Come funzioneranno i nuovi ambulatori? Lo schema è stato disegnato già da tempo e si basa sulle cosiddette "AFT", o aggregazioni funzionali territoriali. Si tratta di grandi studi dove lavorano più professionisti, fino a 16, ma anche guardie mediche. Devono essere organizzati per assicurare una presenza continua e non solo dalle 8 alle 20 per cinque giorni alla settimana. Un paziente che ha bisogno di una visita e non trova il suo medico in ambulatorio, avrà comunque a disposizione un professionista che ha accesso ai suoi dati di salute sul computer e lavora fianco a fianco con il suo dottore.
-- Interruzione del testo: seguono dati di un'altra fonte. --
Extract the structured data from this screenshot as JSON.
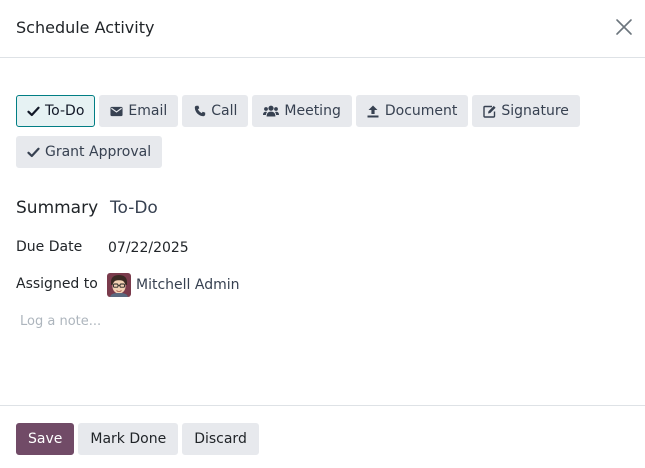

Questo anche di notte e nel weekend grazie all'impiego della guardia medica.

Non solo, in futuro dentro questi super ambulatori potrebbero entrare anche i pediatri e alcuni specialisti. Alla fine diventeranno l'unica struttura sanitaria a cui rivolgersi, salvo in caso di emergenze e ricoveri. "Siamo d'accordo con il ministro e ci sembra che il modello delle aft sia quello giusto". A parlare è Giacomo Milillo, segretario del più importante sindacato dei medici di famiglia, la Fimmg. Non si tratta dell'unica sigla presente al tavolo del ministero, ce ne sono anche altre contrarie al cambiamento. Per introdurre la novità dovrà essere modificata la convenzione che lega questi professionisti al sistema sanitario. "È fondamentale in tutto questo sistema il ruolo dei colleghi della guardia medica, che verranno rilanciati da questa impostazione - spiega Milillo - Del resto non possiamo pensare che il collega sessantenne faccia le notti o venga a lavorare nel weekend. Dobbiamo puntare sui giovani e su chi ha voglia di impegnarsi fuori dagli orari consueti. Così i medici di guardia entreranno nei nostri gruppi".

La novità non dovrebbe costare molti soldi alle casse della Asl. "Intanto risparmieranno perché avranno i reparti di emergenza alleggeriti - spiega sempre Milillo - Inoltre un'attività più intensa del territorio serve a sollevare gli ospedali anche da alcuni ricoveri, ad esempio di persone anziane con più malattie che hanno spesso ricadute. Infine, le "aft" puntano su una nuova organizzazione e non su un allungamento dell'orario di lavoro dei professionisti per migliorare l'assistenza. I soldi potrebbero servire per aspetti come l'acquisto di attrezzature diagnostiche o per pagare una segretaria".